I never sign contracts that contain noncompete clauses.
A noncompete contract prevents employees or consultants from working for a competitor to their employer or client for a period, often as long as two years, after the employment or contract ends. No compensation for this restriction is ever offered. A list of specific competitors is not defined, so it is impossible to tell how wide or narrow the restriction might be until the lawyers start calling.
I was once offered a one month contract, if I signed a two year noncompete contract. The company was a startup that had not been in existence for a year. They would not budge on this, so I turned down the work.

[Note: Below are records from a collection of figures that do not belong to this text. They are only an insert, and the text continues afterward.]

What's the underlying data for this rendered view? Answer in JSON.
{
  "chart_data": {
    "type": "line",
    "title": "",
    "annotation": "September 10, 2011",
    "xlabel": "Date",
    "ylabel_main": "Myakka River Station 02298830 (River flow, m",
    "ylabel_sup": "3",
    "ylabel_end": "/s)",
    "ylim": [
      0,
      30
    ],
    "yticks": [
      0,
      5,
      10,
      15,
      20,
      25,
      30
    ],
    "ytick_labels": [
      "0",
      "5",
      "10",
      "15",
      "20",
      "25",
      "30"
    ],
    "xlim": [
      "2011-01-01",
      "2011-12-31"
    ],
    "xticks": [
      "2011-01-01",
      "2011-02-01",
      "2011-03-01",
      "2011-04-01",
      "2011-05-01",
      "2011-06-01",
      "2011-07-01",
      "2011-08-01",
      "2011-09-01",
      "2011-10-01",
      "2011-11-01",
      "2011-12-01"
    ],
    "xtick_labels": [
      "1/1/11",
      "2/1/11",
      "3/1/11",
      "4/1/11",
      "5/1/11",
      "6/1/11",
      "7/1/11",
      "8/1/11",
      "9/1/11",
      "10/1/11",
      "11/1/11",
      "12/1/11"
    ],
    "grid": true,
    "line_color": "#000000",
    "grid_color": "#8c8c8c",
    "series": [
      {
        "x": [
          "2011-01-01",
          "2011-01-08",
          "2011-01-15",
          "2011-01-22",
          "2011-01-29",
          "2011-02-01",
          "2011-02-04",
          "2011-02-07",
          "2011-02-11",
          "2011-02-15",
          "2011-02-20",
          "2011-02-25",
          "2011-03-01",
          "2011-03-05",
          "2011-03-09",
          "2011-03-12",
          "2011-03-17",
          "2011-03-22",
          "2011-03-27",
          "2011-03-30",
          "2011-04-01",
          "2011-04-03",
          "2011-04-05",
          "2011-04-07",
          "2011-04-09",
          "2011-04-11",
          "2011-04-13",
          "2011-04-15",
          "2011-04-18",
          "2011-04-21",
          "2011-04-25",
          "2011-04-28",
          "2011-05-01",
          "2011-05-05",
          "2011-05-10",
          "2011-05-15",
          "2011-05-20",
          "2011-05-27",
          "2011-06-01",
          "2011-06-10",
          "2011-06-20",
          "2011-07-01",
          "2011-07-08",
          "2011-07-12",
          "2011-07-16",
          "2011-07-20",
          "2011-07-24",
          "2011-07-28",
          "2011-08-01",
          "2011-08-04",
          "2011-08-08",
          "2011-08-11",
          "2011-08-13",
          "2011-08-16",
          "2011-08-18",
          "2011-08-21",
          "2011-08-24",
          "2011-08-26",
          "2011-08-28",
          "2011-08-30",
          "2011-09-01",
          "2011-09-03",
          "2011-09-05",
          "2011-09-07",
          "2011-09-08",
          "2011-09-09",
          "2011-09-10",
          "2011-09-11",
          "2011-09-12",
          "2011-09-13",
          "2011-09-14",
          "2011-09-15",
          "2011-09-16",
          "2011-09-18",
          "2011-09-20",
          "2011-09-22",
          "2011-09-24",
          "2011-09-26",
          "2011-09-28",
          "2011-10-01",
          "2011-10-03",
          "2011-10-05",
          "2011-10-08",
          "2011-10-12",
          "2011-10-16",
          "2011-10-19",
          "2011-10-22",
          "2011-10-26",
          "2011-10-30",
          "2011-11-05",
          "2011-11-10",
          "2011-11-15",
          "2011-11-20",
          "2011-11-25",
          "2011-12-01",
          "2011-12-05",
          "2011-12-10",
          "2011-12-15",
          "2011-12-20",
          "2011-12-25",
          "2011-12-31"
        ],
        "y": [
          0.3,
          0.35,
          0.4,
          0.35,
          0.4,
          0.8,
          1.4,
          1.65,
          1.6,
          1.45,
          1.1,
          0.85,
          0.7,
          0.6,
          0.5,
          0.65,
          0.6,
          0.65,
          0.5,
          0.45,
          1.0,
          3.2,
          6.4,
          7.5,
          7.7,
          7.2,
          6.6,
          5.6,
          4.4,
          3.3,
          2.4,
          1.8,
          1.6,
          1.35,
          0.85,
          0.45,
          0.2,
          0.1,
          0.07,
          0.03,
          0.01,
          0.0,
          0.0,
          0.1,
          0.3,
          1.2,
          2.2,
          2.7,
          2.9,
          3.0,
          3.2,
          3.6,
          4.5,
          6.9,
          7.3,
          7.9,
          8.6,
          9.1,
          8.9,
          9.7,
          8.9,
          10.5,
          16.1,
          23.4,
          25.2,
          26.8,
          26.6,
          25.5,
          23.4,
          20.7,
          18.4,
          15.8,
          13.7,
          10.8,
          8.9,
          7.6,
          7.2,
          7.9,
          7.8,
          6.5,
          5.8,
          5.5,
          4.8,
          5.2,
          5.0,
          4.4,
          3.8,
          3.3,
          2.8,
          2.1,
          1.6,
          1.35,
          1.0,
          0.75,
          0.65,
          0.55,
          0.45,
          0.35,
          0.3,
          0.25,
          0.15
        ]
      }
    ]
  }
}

This issue is currently being actively discussed in the US state of Massachusetts. This article Some common sense on noncompete clauses – Boston.com by Scott Kirsner explains why noncompetes are being considered harmful both to employees and to community productivity and prosperity. ( A follow-up article by the same writer, is extended and with a rich collection of links to other resources )
Ten years ago Joel Spolsky wrote this column on noncompetes and other evils that often hide in Non-Disclosure Agreements (NDAs). Some things change slowly in this business.
It is not very often that I am asked to sign a noncompete, but it can be awkward. The early stages of contract negotiation are delicate. I am hoping that posting this now, while there are no negotiations underway, will make things more straightforward. My objection is not to your noncompete clause, but to everyone’s!